The Federal Government has been called upon to deliver on a scheme which would prevent perpetrators of domestic violence from hiding super assets from victims in court.
The scheme was first announced in November 2018 as part of the Women’s Economic Security Statement and was due to be implemented this month but had not been delivered yet.
Now, Women’s Legal Service Victoria and super industry representatives were calling on the Government to implement it as soon as possible to allow victims to gain their share of superannuation assets after separation.

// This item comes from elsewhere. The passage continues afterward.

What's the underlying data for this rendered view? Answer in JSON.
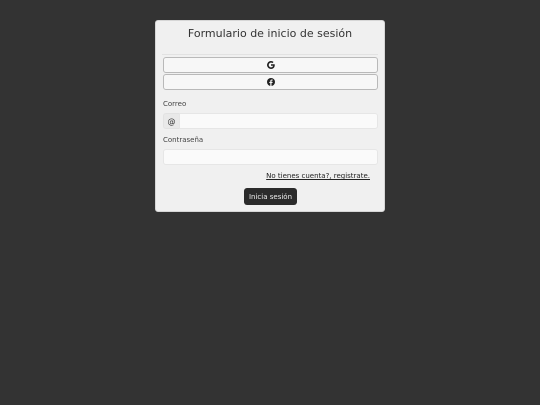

Tania Clarke, manager of policy and campaigns at Women’s Legal Service Victoria, said: “Many of our clients have been in abusive relationships and their partners are hiding their superannuation assets and getting away with it because family law judgements can only be made on visible assets. This is a real issue because superannuation is often the biggest – or only – asset of these relationships.
“The Government’s scheme would have bypassed violent perpetrators and allowed the family courts to get superannuation information directly from the ATO, saving a lot of time, money and heartache.”
The comments were supported by Australian Institute of Superannuation Trustees (AIST) chief executive Eva Scheerlinck who said visibility of assets in profit-to-member super funds needed an overhaul.
“The current process of uncovering non-disclosed super in a family law dispute needs an overhaul. In many cases, enquiries need to be made to a multitude of funds leading to many women simply giving up the search.
“Allowing the courts to access ATO data is a simple measure that will make the process far more efficient, fair and cost-effective both for the individuals concerned and the super industry.”